La arquitectura del SB-AMTI está diseñada como un sistema de sistemas. Integra sensores espaciales avanzados, enlaces de comunicación seguros y rápidos, y procesamiento terrestre.
La Fuerza Espacial no proporciona mucho más detalles sobre las capacidades concretas de cada plataforma ni el número de satélites que integrarán la constelación.
El programa será una pata más de la detección de amenazas aéreas por parte de Estados Unidos, con la ventaja de proporcionar cobertura global.
Hoy por hoy, este tipo de misiones recaen en aviones como el E-3 Sentry o el E-7 Wedgetail que se mantienen en vuelo de forma perpetua en los lugares de interés de Estados Unidos —como puede ser Irán— para detectar cualquier tipo de movimiento aéreo por parte del enemigo.
En una capa inferior, condicionados por la curvatura del planeta, se encuentran los radares colocados en la superficie, tanto en tierra firme como en el mar.

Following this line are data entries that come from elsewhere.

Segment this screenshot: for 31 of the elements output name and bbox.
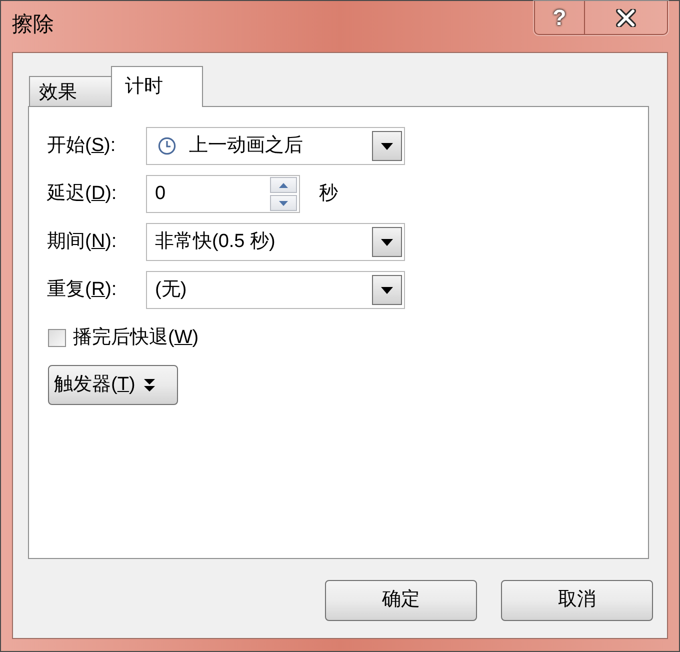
spin-up-button[interactable]: [270, 177, 297, 193]
number-field[interactable]: 0: [146, 175, 300, 213]
tab[interactable]: 计时: [111, 66, 203, 107]
checkbox[interactable]: [48, 329, 66, 347]
trigger-button[interactable]: 触发器(T): [48, 365, 178, 405]
tab[interactable]: 效果: [29, 76, 111, 106]
up-arrow-icon: [279, 182, 288, 188]
caret-icon: [381, 142, 393, 150]
close-icon: [616, 8, 636, 26]
dropdown-arrow-button[interactable]: [372, 275, 402, 305]
dropdown[interactable]: 上一动画之后: [146, 127, 405, 165]
field-label: 开始(S):: [47, 134, 117, 158]
ok-button[interactable]: 确定: [325, 580, 477, 621]
double-caret-icon: [144, 378, 156, 392]
down-arrow-icon: [279, 200, 288, 206]
field-label: 延迟(D):: [47, 182, 118, 206]
caret-icon: [381, 238, 393, 246]
field-label: 重复(R):: [47, 278, 118, 302]
spin-down-button[interactable]: [270, 195, 297, 211]
dropdown[interactable]: 非常快(0.5 秒): [146, 223, 405, 261]
close-button[interactable]: [585, 1, 667, 34]
unit-label: 秒: [319, 182, 338, 206]
dropdown-arrow-button[interactable]: [372, 131, 402, 161]
cancel-button[interactable]: 取消: [501, 580, 653, 621]
field-label: 期间(N):: [47, 230, 118, 254]
dropdown[interactable]: (无): [146, 271, 405, 309]
window-title: 擦除: [12, 12, 54, 38]
caret-icon: [381, 286, 393, 294]
clock-icon: [158, 137, 176, 155]
dropdown-arrow-button[interactable]: [372, 227, 402, 257]
checkbox-label: 播完后快退(W): [73, 326, 199, 350]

Con el traslado de una parte importante de la carga de trabajo al espacio, el Departamento de Guerra estadounidense busca una red de sensores más resiliente ante escenarios adversos en los que es muy complicado desplegar aviones AWACS o embarcaciones.
Con una tasa de revisita lo suficientemente baja —o incluso llevándolo a casi cero—, se abre la posibilidad de una retransmisión continua de datos e imagen de una región concreta desde el espacio, imposibilitando que el adversario pueda realizar cualquier tipo de movimiento sin ser detectado.
SpaceX es solo una de las nueve compañías que el Pentágono ha elegido para llevar a cabo el programa SB-AMTI, dotado con 7.000 millones de euros para el próximo año fiscal y erigido como una de las principales novedades del gasto en defensa por parte de la administración Trump.
Experiencia de SpaceX
La compañía espacial de Elon Musk ya fue adjudicataria en 2021 de un contrato por 1.800 millones de dólares para la construcción, lanzamiento y despliegue de una constelación espía para la agencia de inteligencia estadounidense National Reconnaissance Office (Oficina Nacional de Reconocimiento o NRO).
La NRO "está desarrollando el sistema de inteligencia, vigilancia y reconocimiento espacial más capaz, diverso y resistente que el mundo haya visto jamás", según explicó un portavoz a Reuters en 2024.
Según las mismas fuentes, los satélites pueden rastrear objetivos en tierra y compartir esos datos con los servicios de inteligencia y las Fuerzas Armadas estadounidenses.
Esta capacidad permite al Gobierno estadounidense la obtención de forma rápida de imágenes continuas de actividades en tierra en prácticamente cualquier lugar del planeta, lo que facilita las operaciones militares y de inteligencia.
En agosto de 2025, desde la NRO afirmaron que ya contaban con varios satélites desplegados junto con la Fuerza Espacial estadounidense para la monitorización de movimientos sobre la superficie como parte del programa GMTI (Ground Moving Target Indicator), un proyecto paralelo al AMTI antes mencionado.
El objetivo de la Fuerza Espacial es contar con capacidades GMTI iniciales a partir del 2028.
"Esto es un proceso gradual, que va desde gatear a caminar y correr", explicó en agosto la por entonces teniente general DeAnna Burt, subdirectora de operaciones espaciales de la Fuerza Espacial.